Target's lost opportunity to say it's sorry

Jeff Macke
Breakout

Given every opportunity to apologize for a malware attack last year, Target (TGT) continues to hide behind technical verbiage and bloodless excuses. The strategy might be legally satisfying but it’s destroying the company’s brand and alienating customers.

The company gets another chance to say it’s sorry today when executives testify before Congress today about the malware attack that compromised the financial and personal information of as many as 110 million customers. The testimony comes a day after the Senate Committee on Commerce, Science, and Transportation released “A ‘Kill Chain’ Analysis of the 2013 Target Data Breach” that once again documented Target’s failure to act on several warnings.

Defenders argue that Target is already bending over backwards to appease the angry masses. The malware was installed through a vendor and attacks have happened at other major retailers. Objectively speaking a 10% discount the weekend before Christmas; cut-rate credit monitoring and throwing an exec under the bus should have been more than enough.

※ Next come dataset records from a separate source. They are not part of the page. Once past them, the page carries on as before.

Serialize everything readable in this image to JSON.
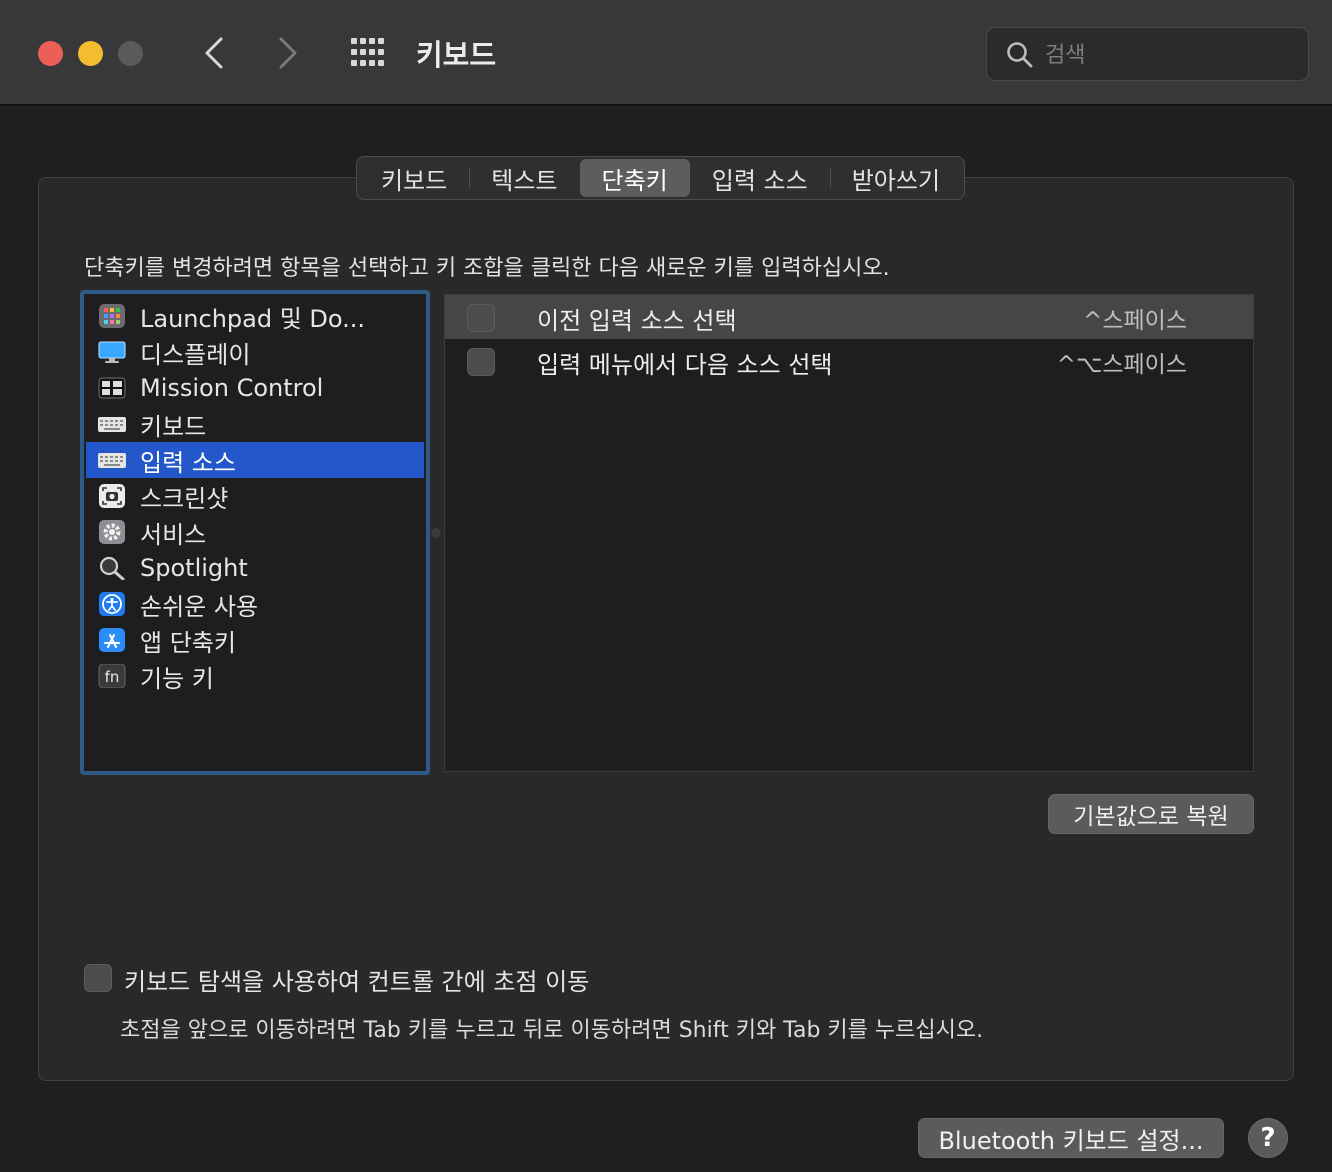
{
  "window": {
    "title": "키보드",
    "search_placeholder": "검색"
  },
  "tabs": [
    {
      "label": "키보드",
      "active": false
    },
    {
      "label": "텍스트",
      "active": false
    },
    {
      "label": "단축키",
      "active": true
    },
    {
      "label": "입력 소스",
      "active": false
    },
    {
      "label": "받아쓰기",
      "active": false
    }
  ],
  "instruction": "단축키를 변경하려면 항목을 선택하고 키 조합을 클릭한 다음 새로운 키를 입력하십시오.",
  "categories": [
    {
      "label": "Launchpad 및 Do...",
      "icon": "launchpad-icon"
    },
    {
      "label": "디스플레이",
      "icon": "display-icon"
    },
    {
      "label": "Mission Control",
      "icon": "mission-control-icon"
    },
    {
      "label": "키보드",
      "icon": "keyboard-icon"
    },
    {
      "label": "입력 소스",
      "icon": "keyboard-icon",
      "selected": true
    },
    {
      "label": "스크린샷",
      "icon": "screenshot-icon"
    },
    {
      "label": "서비스",
      "icon": "services-gear-icon"
    },
    {
      "label": "Spotlight",
      "icon": "spotlight-magnifier-icon"
    },
    {
      "label": "손쉬운 사용",
      "icon": "accessibility-icon"
    },
    {
      "label": "앱 단축키",
      "icon": "app-store-icon"
    },
    {
      "label": "기능 키",
      "icon": "fn-key-icon",
      "icon_text": "fn"
    }
  ],
  "shortcuts": [
    {
      "label": "이전 입력 소스 선택",
      "keys": "^스페이스",
      "checked": false
    },
    {
      "label": "입력 메뉴에서 다음 소스 선택",
      "keys": "^⌥스페이스",
      "checked": false
    }
  ],
  "restore_button": "기본값으로 복원",
  "keyboard_navigation": {
    "label": "키보드 탐색을 사용하여 컨트롤 간에 초점 이동",
    "description": "초점을 앞으로 이동하려면 Tab 키를 누르고 뒤로 이동하려면 Shift 키와 Tab 키를 누르십시오.",
    "checked": false
  },
  "bluetooth_button": "Bluetooth 키보드 설정...",
  "help_button": "?"
}
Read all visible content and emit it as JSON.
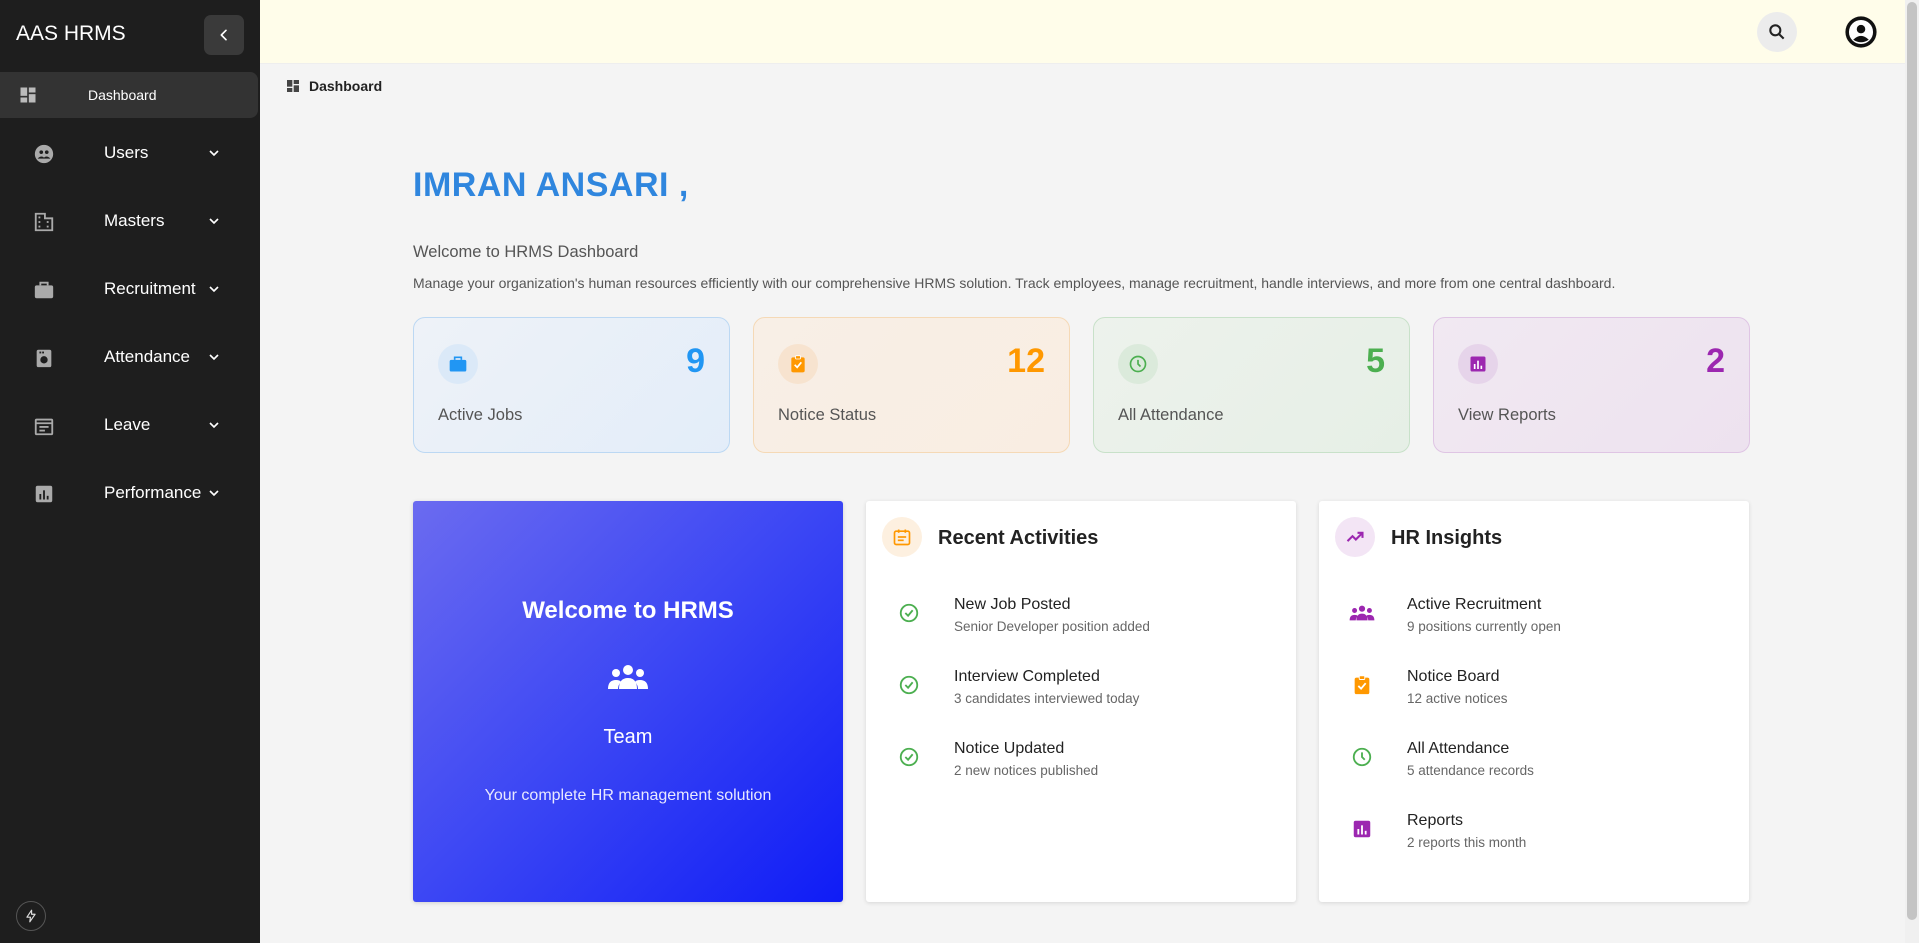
{
  "app": {
    "brand": "AAS HRMS"
  },
  "sidebar": {
    "active": {
      "label": "Dashboard",
      "icon": "dashboard-icon"
    },
    "items": [
      {
        "label": "Users",
        "icon": "users-icon"
      },
      {
        "label": "Masters",
        "icon": "building-icon"
      },
      {
        "label": "Recruitment",
        "icon": "briefcase-icon"
      },
      {
        "label": "Attendance",
        "icon": "attendance-icon"
      },
      {
        "label": "Leave",
        "icon": "leave-icon"
      },
      {
        "label": "Performance",
        "icon": "chart-icon"
      }
    ]
  },
  "breadcrumb": {
    "label": "Dashboard"
  },
  "header": {
    "greeting": "IMRAN ANSARI ,",
    "welcome": "Welcome to HRMS Dashboard",
    "description": "Manage your organization's human resources efficiently with our comprehensive HRMS solution. Track employees, manage recruitment, handle interviews, and more from one central dashboard."
  },
  "stats": [
    {
      "label": "Active Jobs",
      "value": "9",
      "color": "#2196f3",
      "icon": "briefcase-icon"
    },
    {
      "label": "Notice Status",
      "value": "12",
      "color": "#ff9800",
      "icon": "clipboard-check-icon"
    },
    {
      "label": "All Attendance",
      "value": "5",
      "color": "#4caf50",
      "icon": "clock-icon"
    },
    {
      "label": "View Reports",
      "value": "2",
      "color": "#9c27b0",
      "icon": "report-icon"
    }
  ],
  "hero": {
    "title": "Welcome to HRMS",
    "team": "Team",
    "caption": "Your complete HR management solution"
  },
  "recent": {
    "title": "Recent Activities",
    "items": [
      {
        "title": "New Job Posted",
        "sub": "Senior Developer position added"
      },
      {
        "title": "Interview Completed",
        "sub": "3 candidates interviewed today"
      },
      {
        "title": "Notice Updated",
        "sub": "2 new notices published"
      }
    ]
  },
  "insights": {
    "title": "HR Insights",
    "items": [
      {
        "title": "Active Recruitment",
        "sub": "9 positions currently open",
        "icon": "group-icon"
      },
      {
        "title": "Notice Board",
        "sub": "12 active notices",
        "icon": "clipboard-check-icon"
      },
      {
        "title": "All Attendance",
        "sub": "5 attendance records",
        "icon": "clock-icon"
      },
      {
        "title": "Reports",
        "sub": "2 reports this month",
        "icon": "report-icon"
      }
    ]
  }
}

The problem with that strategy is that shopping isn’t objective. It’s emotional. Shoppers are furious at the entire retail industry and they’re taking it out on Target. When asked if they “really believe organizations care about your private data,” 72.5% of people surveyed by HyTech say ‘No.' Throwing an executive under the bus and offering a 10% discount isn’t going to convince shoppers that Target cares.

The genius of Target’s business model is offering low prices with dignity. People hate Walmart (WMT) in large part because the rundown stores are an insult. Even people who can afford paying full price appreciate a deal. Target stores are supposed to be clean, efficient and safe. Calling customers “guests” seems ridiculous to some people but the idea is to convey a certain respect for people who enter the store. Giving customers 10% discounts and cut-rate credit monitoring is insulting.

What Target needs to do is grovel. Once they take full responsibility for the attack the shock value of negative headlines disappears. It’s not enough to apologize. Target needs to strike a tone of abject contrition and furious determination to never allow customers to be defiled this way again. The company can makes itself a story of redemption. If Target struck just the right chord it could actually steal market share by swaying the distrustful masses. Instead it’s posing as just another bloodless, lawyered-up conglomerate.

Shareholders, employees and, yes, “guests” deserve better.